Wednesday, January 14, 2009

for ty




deraera ty,


i couldnt speel dear so i gave up. oh look, there it is spelled right.


im very glad we have gotten to know eachother and that we can be boyfriend/girlfriend at times. you are very good-looking, even though sometimes you look like a little boy. we are compatible, dont you even worry about it. that game was rigged. RIGGED! RIGGED I TELL YOU!!


everytime i eat dots, drink a slurpee, wear brown, or think of skinny esophoguses, it will remind me of you.


you will make a fantiastic missionary in italy, speaking, what is it? oh ya, italian. duh. maybe we can go back someday. my boyfriend will pay for it :)


i enjoy making up stories with you, though your much better at it than i am. i could text you all day long and never get bored.


i will miss you muchly when you leave-as much as someone with no heart can. come to think of it, thank you for being friends with a heartless girl.


i like you very much ty. and maybe...we should go out.




love,


kayla

ashy clark




this blog is dedicated to my sister, ashlyn. :) she is my best friend, without a doubt. Maybe it's because she has to love me no matter what because we are family, but that is beside the point. She is the person I am most excited to tell when something happens to me-anything from a good grade to a new dress. She is hilarious! We spend alot of time making fun of people (it's good natured, I promise), or going through my yearbook and laughing at people's faces. (sorry to anyone I offended by that. I wouldn't say it to your face) We often lay awake in our seperate beds and talk for hours on end. About anything and everything-she literally knows every part of me. She is there for me when I am crabby, even when I throw straighteners at her, and makes my bed for me when I am running late, for she knows how much I hate an unmade bed. She reads books I advise her to read, wears clothes I tell her will look good, and even texts for me while I drive. I am so lucky.
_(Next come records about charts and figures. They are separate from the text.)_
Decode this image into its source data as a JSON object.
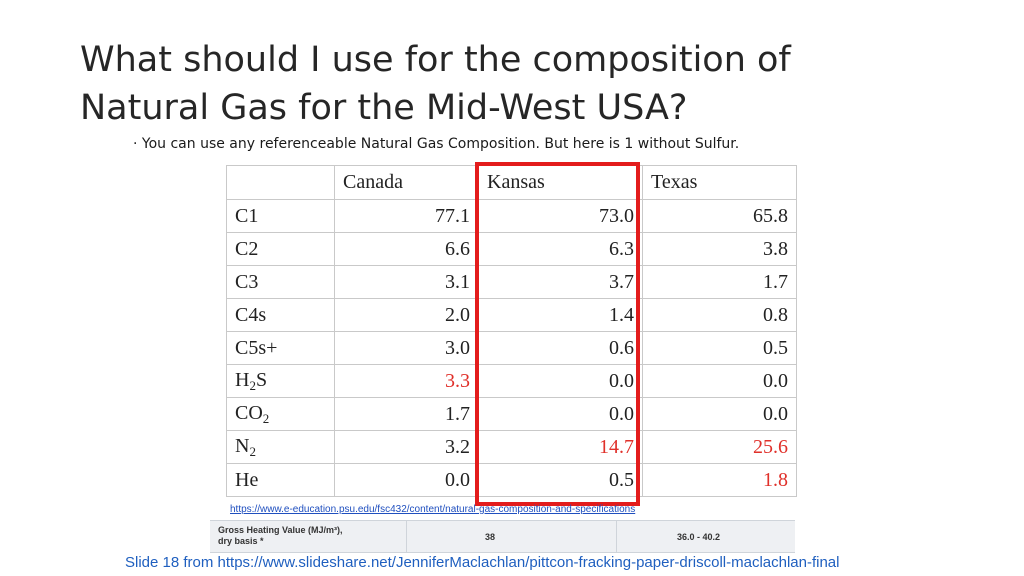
{
  "slide": {
    "title_line1": "What should I use for the composition of",
    "title_line2": "Natural Gas for the Mid-West USA?",
    "bullet": "· You can use any referenceable Natural Gas Composition. But here is 1 without Sulfur.",
    "reference_url": "https://www.e-education.psu.edu/fsc432/content/natural-gas-composition-and-specifications",
    "footer": "Slide 18 from https://www.slideshare.net/JenniferMaclachlan/pittcon-fracking-paper-driscoll-maclachlan-final"
  },
  "table": {
    "headers": [
      "",
      "Canada",
      "Kansas",
      "Texas"
    ],
    "rows": [
      {
        "label": "C1",
        "sub": "",
        "canada": "77.1",
        "kansas": "73.0",
        "texas": "65.8"
      },
      {
        "label": "C2",
        "sub": "",
        "canada": "6.6",
        "kansas": "6.3",
        "texas": "3.8"
      },
      {
        "label": "C3",
        "sub": "",
        "canada": "3.1",
        "kansas": "3.7",
        "texas": "1.7"
      },
      {
        "label": "C4s",
        "sub": "",
        "canada": "2.0",
        "kansas": "1.4",
        "texas": "0.8"
      },
      {
        "label": "C5s+",
        "sub": "",
        "canada": "3.0",
        "kansas": "0.6",
        "texas": "0.5"
      },
      {
        "label": "H",
        "sub": "2",
        "suffix": "S",
        "canada": "3.3",
        "kansas": "0.0",
        "texas": "0.0"
      },
      {
        "label": "CO",
        "sub": "2",
        "canada": "1.7",
        "kansas": "0.0",
        "texas": "0.0"
      },
      {
        "label": "N",
        "sub": "2",
        "canada": "3.2",
        "kansas": "14.7",
        "texas": "25.6"
      },
      {
        "label": "He",
        "sub": "",
        "canada": "0.0",
        "kansas": "0.5",
        "texas": "1.8"
      }
    ],
    "highlight_color": "#e0302a",
    "box_color": "#e31c1c"
  },
  "heating": {
    "label_line1": "Gross Heating Value (MJ/m³),",
    "label_line2": "dry basis *",
    "value1": "38",
    "value2": "36.0 - 40.2"
  }
}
I get told we look like twins-except she has dark hair, dark skin, is taller than me, and (she is going to kill me for saying this), bigger boobs than me. She is like the hot version of me. However, I like to think we are twins on the inside as well. She is such a complassionate, giving person and is such a good example to me. I think she should have been the older of the two of us, for she definetly acts it. We have even already had guys deciding between us....good thing I'm going off to college.

We have the exact same taste in music-any song that I like and she doesn't, I will eventually talk her into loving. Or maybe she does it to be nice. We also love the same movies-Another Cinderella Story is our favorite. Right now. We are constantly texting eachother funny quotes from movies. I think the conversation has been going on for 2 and a half months now...

Anyways, Ashy is amazing. I really think I was stuck with her on purpose. We need eachother, and compliment eachother quite nicely. Now I sound like were getting married. Gross. But really, Ash is my best best friend. I couldn't have asked for a better sister.